Please clarify your procedure ....

[virendra_p]

Second order discretization will require additional condition to eliminate the unknown...check: http://www.scientificpython.net/pybl...different-ways

[FMDenaro]

Quote:

Originally Posted by virendra_p

Second order discretization will require additional condition to eliminate the unknown...check: http://www.scientificpython.net/pybl...different-ways

For that, I strongly suggest to use a second order backward discretization that automatically provides the value at node 1 expressed in terms of node 2,3 and value of the derivative at 1. It is simple and more accurate than other

[rst1993]

Quote:

Originally Posted by FMDenaro

ok, suppose to work in the 1D problem f'' = q. I think you have some like a Neumann + Dirchlet BC.s, for example f'(x0)=p, f(L)=fL.

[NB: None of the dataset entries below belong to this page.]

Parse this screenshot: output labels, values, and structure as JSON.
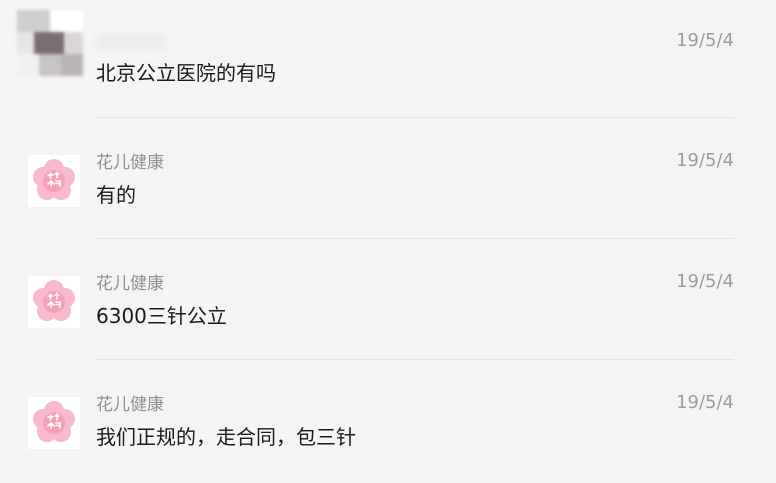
{
  "messages": [
    {
      "sender": "",
      "text": "北京公立医院的有吗",
      "time": "19/5/4",
      "avatar": "blurred-user-avatar"
    },
    {
      "sender": "花儿健康",
      "text": "有的",
      "time": "19/5/4",
      "avatar": "huaer-jiankang-logo"
    },
    {
      "sender": "花儿健康",
      "text": "6300三针公立",
      "time": "19/5/4",
      "avatar": "huaer-jiankang-logo"
    },
    {
      "sender": "花儿健康",
      "text": "我们正规的，走合同，包三针",
      "time": "19/5/4",
      "avatar": "huaer-jiankang-logo"
    }
  ],
  "colors": {
    "background": "#f4f4f5",
    "logo_pink": "#f3a1b8",
    "divider": "#e2e2e4"
  }
}
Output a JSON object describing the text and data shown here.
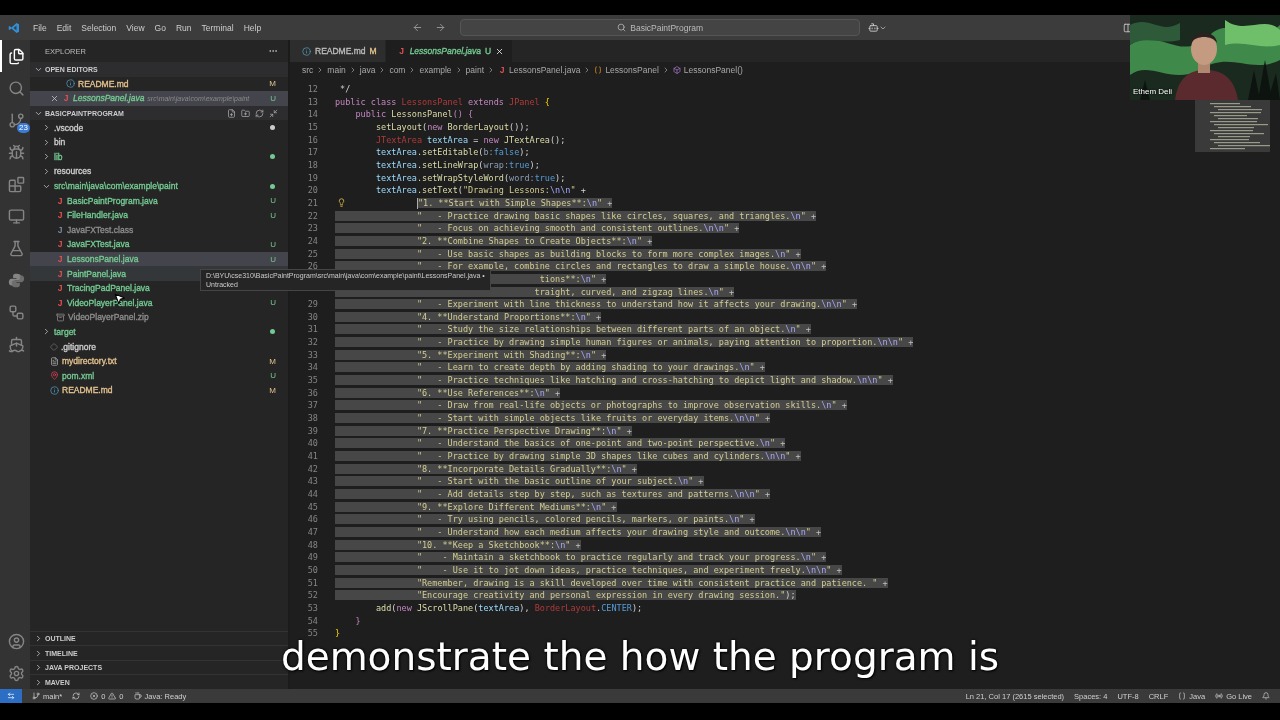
{
  "title_bar": {
    "menus": [
      "File",
      "Edit",
      "Selection",
      "View",
      "Go",
      "Run",
      "Terminal",
      "Help"
    ],
    "search": "BasicPaintProgram"
  },
  "activity_bar": {
    "items": [
      {
        "kind": "explorer",
        "selected": true
      },
      {
        "kind": "search",
        "selected": false
      },
      {
        "kind": "source_control",
        "selected": false,
        "badge": "23"
      },
      {
        "kind": "run",
        "selected": false
      },
      {
        "kind": "extensions",
        "selected": false
      },
      {
        "kind": "remote",
        "selected": false
      },
      {
        "kind": "testing",
        "selected": false
      },
      {
        "kind": "python",
        "selected": false
      },
      {
        "kind": "workflow",
        "selected": false
      },
      {
        "kind": "docker",
        "selected": false
      }
    ],
    "bottom": [
      {
        "kind": "account"
      },
      {
        "kind": "settings"
      }
    ]
  },
  "sidebar": {
    "title": "EXPLORER",
    "open_editors": {
      "title": "OPEN EDITORS",
      "expanded": true,
      "items": [
        {
          "name": "README.md",
          "kind": "md",
          "badge": "M",
          "color": "#e2c08d",
          "selected": false
        },
        {
          "name": "LessonsPanel.java",
          "kind": "java",
          "glyph": "J",
          "path": "src\\main\\java\\com\\example\\paint",
          "badge": "U",
          "color": "#73c991",
          "selected": true
        }
      ]
    },
    "project": {
      "title": "BASICPAINTPROGRAM",
      "expanded": true,
      "items": [
        {
          "name": ".vscode",
          "kind": "folder",
          "expanded": false,
          "color": "#cccccc",
          "dot": true,
          "selected": false,
          "hovered": false
        },
        {
          "name": "bin",
          "kind": "folder",
          "expanded": false,
          "color": "#cccccc",
          "dot": false,
          "selected": false,
          "hovered": false
        },
        {
          "name": "lib",
          "kind": "folder",
          "expanded": false,
          "color": "#73c991",
          "dot": true,
          "selected": false,
          "hovered": false
        },
        {
          "name": "resources",
          "kind": "folder",
          "expanded": false,
          "color": "#cccccc",
          "dot": false,
          "selected": false,
          "hovered": false
        },
        {
          "name": "src\\main\\java\\com\\example\\paint",
          "kind": "folder",
          "expanded": true,
          "color": "#73c991",
          "dot": true,
          "selected": false,
          "hovered": false,
          "children": [
            {
              "name": "BasicPaintProgram.java",
              "kind": "java",
              "glyph": "J",
              "color": "#73c991",
              "badge": "U",
              "selected": false,
              "hovered": false
            },
            {
              "name": "FileHandler.java",
              "kind": "java",
              "glyph": "J",
              "color": "#73c991",
              "badge": "U",
              "selected": false,
              "hovered": false
            },
            {
              "name": "JavaFXTest.class",
              "kind": "class",
              "glyph": "J",
              "color": "#8c8c8c",
              "selected": false,
              "hovered": false
            },
            {
              "name": "JavaFXTest.java",
              "kind": "java",
              "glyph": "J",
              "color": "#73c991",
              "badge": "U",
              "selected": false,
              "hovered": false
            },
            {
              "name": "LessonsPanel.java",
              "kind": "java",
              "glyph": "J",
              "color": "#73c991",
              "badge": "U",
              "selected": true,
              "hovered": false
            },
            {
              "name": "PaintPanel.java",
              "kind": "java",
              "glyph": "J",
              "color": "#73c991",
              "selected": false,
              "hovered": true
            },
            {
              "name": "TracingPadPanel.java",
              "kind": "java",
              "glyph": "J",
              "color": "#73c991",
              "selected": false,
              "hovered": false
            },
            {
              "name": "VideoPlayerPanel.java",
              "kind": "java",
              "glyph": "J",
              "color": "#73c991",
              "badge": "U",
              "selected": false,
              "hovered": false
            },
            {
              "name": "VideoPlayerPanel.zip",
              "kind": "zip",
              "color": "#8c8c8c",
              "selected": false,
              "hovered": false
            }
          ]
        },
        {
          "name": "target",
          "kind": "folder",
          "expanded": false,
          "color": "#73c991",
          "dot": true,
          "selected": false,
          "hovered": false
        },
        {
          "name": ".gitignore",
          "kind": "git",
          "color": "#cccccc",
          "selected": false,
          "hovered": false
        },
        {
          "name": "mydirectory.txt",
          "kind": "txt",
          "color": "#e2c08d",
          "badge": "M",
          "selected": false,
          "hovered": false
        },
        {
          "name": "pom.xml",
          "kind": "xml",
          "color": "#73c991",
          "badge": "U",
          "selected": false,
          "hovered": false
        },
        {
          "name": "README.md",
          "kind": "md",
          "color": "#e2c08d",
          "badge": "M",
          "selected": false,
          "hovered": false
        }
      ]
    },
    "sections": [
      {
        "title": "OUTLINE",
        "expanded": false
      },
      {
        "title": "TIMELINE",
        "expanded": false
      },
      {
        "title": "JAVA PROJECTS",
        "expanded": false
      },
      {
        "title": "MAVEN",
        "expanded": false
      }
    ]
  },
  "editor": {
    "tabs": [
      {
        "label": "README.md",
        "kind": "md",
        "badge": "M",
        "color": "#e2c08d",
        "selected": false,
        "closable": false
      },
      {
        "label": "LessonsPanel.java",
        "kind": "java",
        "glyph": "J",
        "badge": "U",
        "color": "#73c991",
        "selected": true,
        "closable": true
      }
    ],
    "breadcrumb": [
      {
        "kind": "folder",
        "text": "src"
      },
      {
        "kind": "folder",
        "text": "main"
      },
      {
        "kind": "folder",
        "text": "java"
      },
      {
        "kind": "folder",
        "text": "com"
      },
      {
        "kind": "folder",
        "text": "example"
      },
      {
        "kind": "folder",
        "text": "paint"
      },
      {
        "kind": "file",
        "glyph": "J",
        "text": "LessonsPanel.java"
      },
      {
        "kind": "class",
        "text": "LessonsPanel"
      },
      {
        "kind": "method",
        "text": "LessonsPanel()"
      }
    ],
    "lines": [
      {
        "number": "12",
        "selected": false,
        "segments": [
          {
            "kind": "comment",
            "text": " */"
          }
        ]
      },
      {
        "number": "13",
        "selected": false,
        "segments": [
          {
            "kind": "kw",
            "text": "public class "
          },
          {
            "kind": "err",
            "text": "LessonsPanel"
          },
          {
            "kind": "kw",
            "text": " extends "
          },
          {
            "kind": "err",
            "text": "JPanel"
          },
          {
            "kind": "brace",
            "text": " {"
          }
        ]
      },
      {
        "number": "14",
        "selected": false,
        "segments": [
          {
            "kind": "kw",
            "text": "    public "
          },
          {
            "kind": "fn",
            "text": "LessonsPanel"
          },
          {
            "kind": "kw",
            "text": "() {"
          }
        ]
      },
      {
        "number": "15",
        "selected": false,
        "segments": [
          {
            "kind": "fn",
            "text": "        setLayout"
          },
          {
            "kind": "op",
            "text": "("
          },
          {
            "kind": "kw",
            "text": "new "
          },
          {
            "kind": "fn",
            "text": "BorderLayout"
          },
          {
            "kind": "op",
            "text": "());"
          }
        ]
      },
      {
        "number": "16",
        "selected": false,
        "segments": [
          {
            "kind": "err",
            "text": "        JTextArea"
          },
          {
            "kind": "var",
            "text": " textArea"
          },
          {
            "kind": "op",
            "text": " = "
          },
          {
            "kind": "kw",
            "text": "new "
          },
          {
            "kind": "fn",
            "text": "JTextArea"
          },
          {
            "kind": "op",
            "text": "();"
          }
        ]
      },
      {
        "number": "17",
        "selected": false,
        "segments": [
          {
            "kind": "var",
            "text": "        textArea"
          },
          {
            "kind": "op",
            "text": "."
          },
          {
            "kind": "fn",
            "text": "setEditable"
          },
          {
            "kind": "op",
            "text": "("
          },
          {
            "kind": "hint",
            "text": "b:"
          },
          {
            "kind": "lit",
            "text": "false"
          },
          {
            "kind": "op",
            "text": ");"
          }
        ]
      },
      {
        "number": "18",
        "selected": false,
        "segments": [
          {
            "kind": "var",
            "text": "        textArea"
          },
          {
            "kind": "op",
            "text": "."
          },
          {
            "kind": "fn",
            "text": "setLineWrap"
          },
          {
            "kind": "op",
            "text": "("
          },
          {
            "kind": "hint",
            "text": "wrap:"
          },
          {
            "kind": "lit",
            "text": "true"
          },
          {
            "kind": "op",
            "text": ");"
          }
        ]
      },
      {
        "number": "19",
        "selected": false,
        "segments": [
          {
            "kind": "var",
            "text": "        textArea"
          },
          {
            "kind": "op",
            "text": "."
          },
          {
            "kind": "fn",
            "text": "setWrapStyleWord"
          },
          {
            "kind": "op",
            "text": "("
          },
          {
            "kind": "hint",
            "text": "word:"
          },
          {
            "kind": "lit",
            "text": "true"
          },
          {
            "kind": "op",
            "text": ");"
          }
        ]
      },
      {
        "number": "20",
        "selected": false,
        "segments": [
          {
            "kind": "var",
            "text": "        textArea"
          },
          {
            "kind": "op",
            "text": "."
          },
          {
            "kind": "fn",
            "text": "setText"
          },
          {
            "kind": "op",
            "text": "("
          },
          {
            "kind": "str",
            "text": "\"Drawing Lessons:"
          },
          {
            "kind": "esc",
            "text": "\\n\\n"
          },
          {
            "kind": "str",
            "text": "\""
          },
          {
            "kind": "op",
            "text": " +"
          }
        ]
      },
      {
        "number": "21",
        "selected": true,
        "caret": true,
        "lightbulb": true,
        "segments": [
          {
            "kind": "str",
            "text": "                \"1. **Start with Simple Shapes**:"
          },
          {
            "kind": "esc",
            "text": "\\n"
          },
          {
            "kind": "str",
            "text": "\""
          },
          {
            "kind": "plus",
            "text": " +"
          }
        ]
      },
      {
        "number": "22",
        "selected": true,
        "segments": [
          {
            "kind": "str",
            "text": "                \"   - Practice drawing basic shapes like circles, squares, and triangles."
          },
          {
            "kind": "esc",
            "text": "\\n"
          },
          {
            "kind": "str",
            "text": "\""
          },
          {
            "kind": "plus",
            "text": " +"
          }
        ]
      },
      {
        "number": "23",
        "selected": true,
        "segments": [
          {
            "kind": "str",
            "text": "                \"   - Focus on achieving smooth and consistent outlines."
          },
          {
            "kind": "esc",
            "text": "\\n\\n"
          },
          {
            "kind": "str",
            "text": "\""
          },
          {
            "kind": "plus",
            "text": " +"
          }
        ]
      },
      {
        "number": "24",
        "selected": true,
        "segments": [
          {
            "kind": "str",
            "text": "                \"2. **Combine Shapes to Create Objects**:"
          },
          {
            "kind": "esc",
            "text": "\\n"
          },
          {
            "kind": "str",
            "text": "\""
          },
          {
            "kind": "plus",
            "text": " +"
          }
        ]
      },
      {
        "number": "25",
        "selected": true,
        "segments": [
          {
            "kind": "str",
            "text": "                \"   - Use basic shapes as building blocks to form more complex images."
          },
          {
            "kind": "esc",
            "text": "\\n"
          },
          {
            "kind": "str",
            "text": "\""
          },
          {
            "kind": "plus",
            "text": " +"
          }
        ]
      },
      {
        "number": "26",
        "selected": true,
        "segments": [
          {
            "kind": "str",
            "text": "                \"   - For example, combine circles and rectangles to draw a simple house."
          },
          {
            "kind": "esc",
            "text": "\\n\\n"
          },
          {
            "kind": "str",
            "text": "\""
          },
          {
            "kind": "plus",
            "text": " +"
          }
        ]
      },
      {
        "selected": true,
        "segments": [
          {
            "kind": "str",
            "text": "                                        tions**:"
          },
          {
            "kind": "esc",
            "text": "\\n"
          },
          {
            "kind": "str",
            "text": "\""
          },
          {
            "kind": "plus",
            "text": " +"
          }
        ]
      },
      {
        "selected": true,
        "segments": [
          {
            "kind": "str",
            "text": "                                       traight, curved, and zigzag lines."
          },
          {
            "kind": "esc",
            "text": "\\n"
          },
          {
            "kind": "str",
            "text": "\""
          },
          {
            "kind": "plus",
            "text": " +"
          }
        ]
      },
      {
        "number": "29",
        "selected": true,
        "segments": [
          {
            "kind": "str",
            "text": "                \"   - Experiment with line thickness to understand how it affects your drawing."
          },
          {
            "kind": "esc",
            "text": "\\n\\n"
          },
          {
            "kind": "str",
            "text": "\""
          },
          {
            "kind": "plus",
            "text": " +"
          }
        ]
      },
      {
        "number": "30",
        "selected": true,
        "segments": [
          {
            "kind": "str",
            "text": "                \"4. **Understand Proportions**:"
          },
          {
            "kind": "esc",
            "text": "\\n"
          },
          {
            "kind": "str",
            "text": "\""
          },
          {
            "kind": "plus",
            "text": " +"
          }
        ]
      },
      {
        "number": "31",
        "selected": true,
        "segments": [
          {
            "kind": "str",
            "text": "                \"   - Study the size relationships between different parts of an object."
          },
          {
            "kind": "esc",
            "text": "\\n"
          },
          {
            "kind": "str",
            "text": "\""
          },
          {
            "kind": "plus",
            "text": " +"
          }
        ]
      },
      {
        "number": "32",
        "selected": true,
        "segments": [
          {
            "kind": "str",
            "text": "                \"   - Practice by drawing simple human figures or animals, paying attention to proportion."
          },
          {
            "kind": "esc",
            "text": "\\n\\n"
          },
          {
            "kind": "str",
            "text": "\""
          },
          {
            "kind": "plus",
            "text": " +"
          }
        ]
      },
      {
        "number": "33",
        "selected": true,
        "segments": [
          {
            "kind": "str",
            "text": "                \"5. **Experiment with Shading**:"
          },
          {
            "kind": "esc",
            "text": "\\n"
          },
          {
            "kind": "str",
            "text": "\""
          },
          {
            "kind": "plus",
            "text": " +"
          }
        ]
      },
      {
        "number": "34",
        "selected": true,
        "segments": [
          {
            "kind": "str",
            "text": "                \"   - Learn to create depth by adding shading to your drawings."
          },
          {
            "kind": "esc",
            "text": "\\n"
          },
          {
            "kind": "str",
            "text": "\""
          },
          {
            "kind": "plus",
            "text": " +"
          }
        ]
      },
      {
        "number": "35",
        "selected": true,
        "segments": [
          {
            "kind": "str",
            "text": "                \"   - Practice techniques like hatching and cross-hatching to depict light and shadow."
          },
          {
            "kind": "esc",
            "text": "\\n\\n"
          },
          {
            "kind": "str",
            "text": "\""
          },
          {
            "kind": "plus",
            "text": " +"
          }
        ]
      },
      {
        "number": "36",
        "selected": true,
        "segments": [
          {
            "kind": "str",
            "text": "                \"6. **Use References**:"
          },
          {
            "kind": "esc",
            "text": "\\n"
          },
          {
            "kind": "str",
            "text": "\""
          },
          {
            "kind": "plus",
            "text": " +"
          }
        ]
      },
      {
        "number": "37",
        "selected": true,
        "segments": [
          {
            "kind": "str",
            "text": "                \"   - Draw from real-life objects or photographs to improve observation skills."
          },
          {
            "kind": "esc",
            "text": "\\n"
          },
          {
            "kind": "str",
            "text": "\""
          },
          {
            "kind": "plus",
            "text": " +"
          }
        ]
      },
      {
        "number": "38",
        "selected": true,
        "segments": [
          {
            "kind": "str",
            "text": "                \"   - Start with simple objects like fruits or everyday items."
          },
          {
            "kind": "esc",
            "text": "\\n\\n"
          },
          {
            "kind": "str",
            "text": "\""
          },
          {
            "kind": "plus",
            "text": " +"
          }
        ]
      },
      {
        "number": "39",
        "selected": true,
        "segments": [
          {
            "kind": "str",
            "text": "                \"7. **Practice Perspective Drawing**:"
          },
          {
            "kind": "esc",
            "text": "\\n"
          },
          {
            "kind": "str",
            "text": "\""
          },
          {
            "kind": "plus",
            "text": " +"
          }
        ]
      },
      {
        "number": "40",
        "selected": true,
        "segments": [
          {
            "kind": "str",
            "text": "                \"   - Understand the basics of one-point and two-point perspective."
          },
          {
            "kind": "esc",
            "text": "\\n"
          },
          {
            "kind": "str",
            "text": "\""
          },
          {
            "kind": "plus",
            "text": " +"
          }
        ]
      },
      {
        "number": "41",
        "selected": true,
        "segments": [
          {
            "kind": "str",
            "text": "                \"   - Practice by drawing simple 3D shapes like cubes and cylinders."
          },
          {
            "kind": "esc",
            "text": "\\n\\n"
          },
          {
            "kind": "str",
            "text": "\""
          },
          {
            "kind": "plus",
            "text": " +"
          }
        ]
      },
      {
        "number": "42",
        "selected": true,
        "segments": [
          {
            "kind": "str",
            "text": "                \"8. **Incorporate Details Gradually**:"
          },
          {
            "kind": "esc",
            "text": "\\n"
          },
          {
            "kind": "str",
            "text": "\""
          },
          {
            "kind": "plus",
            "text": " +"
          }
        ]
      },
      {
        "number": "43",
        "selected": true,
        "segments": [
          {
            "kind": "str",
            "text": "                \"   - Start with the basic outline of your subject."
          },
          {
            "kind": "esc",
            "text": "\\n"
          },
          {
            "kind": "str",
            "text": "\""
          },
          {
            "kind": "plus",
            "text": " +"
          }
        ]
      },
      {
        "number": "44",
        "selected": true,
        "segments": [
          {
            "kind": "str",
            "text": "                \"   - Add details step by step, such as textures and patterns."
          },
          {
            "kind": "esc",
            "text": "\\n\\n"
          },
          {
            "kind": "str",
            "text": "\""
          },
          {
            "kind": "plus",
            "text": " +"
          }
        ]
      },
      {
        "number": "45",
        "selected": true,
        "segments": [
          {
            "kind": "str",
            "text": "                \"9. **Explore Different Mediums**:"
          },
          {
            "kind": "esc",
            "text": "\\n"
          },
          {
            "kind": "str",
            "text": "\""
          },
          {
            "kind": "plus",
            "text": " +"
          }
        ]
      },
      {
        "number": "46",
        "selected": true,
        "segments": [
          {
            "kind": "str",
            "text": "                \"   - Try using pencils, colored pencils, markers, or paints."
          },
          {
            "kind": "esc",
            "text": "\\n"
          },
          {
            "kind": "str",
            "text": "\""
          },
          {
            "kind": "plus",
            "text": " +"
          }
        ]
      },
      {
        "number": "47",
        "selected": true,
        "segments": [
          {
            "kind": "str",
            "text": "                \"   - Understand how each medium affects your drawing style and outcome."
          },
          {
            "kind": "esc",
            "text": "\\n\\n"
          },
          {
            "kind": "str",
            "text": "\""
          },
          {
            "kind": "plus",
            "text": " +"
          }
        ]
      },
      {
        "number": "48",
        "selected": true,
        "segments": [
          {
            "kind": "str",
            "text": "                \"10. **Keep a Sketchbook**:"
          },
          {
            "kind": "esc",
            "text": "\\n"
          },
          {
            "kind": "str",
            "text": "\""
          },
          {
            "kind": "plus",
            "text": " +"
          }
        ]
      },
      {
        "number": "49",
        "selected": true,
        "segments": [
          {
            "kind": "str",
            "text": "                \"    - Maintain a sketchbook to practice regularly and track your progress."
          },
          {
            "kind": "esc",
            "text": "\\n"
          },
          {
            "kind": "str",
            "text": "\""
          },
          {
            "kind": "plus",
            "text": " +"
          }
        ]
      },
      {
        "number": "50",
        "selected": true,
        "segments": [
          {
            "kind": "str",
            "text": "                \"    - Use it to jot down ideas, practice techniques, and experiment freely."
          },
          {
            "kind": "esc",
            "text": "\\n\\n"
          },
          {
            "kind": "str",
            "text": "\""
          },
          {
            "kind": "plus",
            "text": " +"
          }
        ]
      },
      {
        "number": "51",
        "selected": true,
        "segments": [
          {
            "kind": "str",
            "text": "                \"Remember, drawing is a skill developed over time with consistent practice and patience. \""
          },
          {
            "kind": "plus",
            "text": " +"
          }
        ]
      },
      {
        "number": "52",
        "selected": true,
        "segments": [
          {
            "kind": "str",
            "text": "                \"Encourage creativity and personal expression in every drawing session.\""
          },
          {
            "kind": "op",
            "text": ");"
          }
        ]
      },
      {
        "number": "53",
        "selected": false,
        "segments": [
          {
            "kind": "fn",
            "text": "        add"
          },
          {
            "kind": "op",
            "text": "("
          },
          {
            "kind": "kw",
            "text": "new "
          },
          {
            "kind": "fn",
            "text": "JScrollPane"
          },
          {
            "kind": "op",
            "text": "("
          },
          {
            "kind": "var",
            "text": "textArea"
          },
          {
            "kind": "op",
            "text": "), "
          },
          {
            "kind": "err",
            "text": "BorderLayout"
          },
          {
            "kind": "op",
            "text": "."
          },
          {
            "kind": "lit",
            "text": "CENTER"
          },
          {
            "kind": "op",
            "text": ");"
          }
        ]
      },
      {
        "number": "54",
        "selected": false,
        "segments": [
          {
            "kind": "kw",
            "text": "    }"
          }
        ]
      },
      {
        "number": "55",
        "selected": false,
        "segments": [
          {
            "kind": "brace",
            "text": "}"
          }
        ]
      }
    ]
  },
  "tooltip": {
    "path": "D:\\BYU\\cse310\\BasicPaintProgram\\src\\main\\java\\com\\example\\paint\\LessonsPanel.java •",
    "status": "Untracked"
  },
  "status_bar": {
    "branch": "main*",
    "errors": "0",
    "warnings": "0",
    "java_status": "Java: Ready",
    "cursor": "Ln 21, Col 17 (2615 selected)",
    "spaces": "Spaces: 4",
    "encoding": "UTF-8",
    "eol": "CRLF",
    "language": "Java",
    "go_live": "Go Live"
  },
  "webcam": {
    "kind": "picture",
    "name": "Ethem Deli"
  },
  "subtitle": "demonstrate the how the program is"
}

Consider i=1 the node at x0. Therefore,

(f(1)-2f(2)+f(3))/h^2 = q(2)

is the FD equation that requires Neumann BC.

1) first order

(f(2)-f(1))/h=p(1) -> f(1)=f(2)- h* p(1) .... OK!

2) second order central

(f(2)-f(0))/2*h = p(1)

and you see that the node 1 is not expressed and you have no way to substitute into the equation.

Please clarify your procedure ....

for 1st order accurate at boundary i used a backward difference (u(i)-u(i-1))/dx and for 2nd order accurate i used a backward biased finite difference (3u(i)-4u(i-1)+u(i-2))/2dxfor neumann bc.
in the main computational domain i used a central difference scheme.

[FMDenaro]

Quote:

Originally Posted by rst1993

for 1st order accurate at boundary i used a backward difference (u(i)-u(i-1))/dx and for 2nd order accurate i used a backward biased finite difference (3u(i)-4u(i-1)+u(i-2))/2dxfor neumann bc.
in the main computational domain i used a central difference scheme.

ok, that's must definitely work fine ...could you show the convergence curves for both shcemes?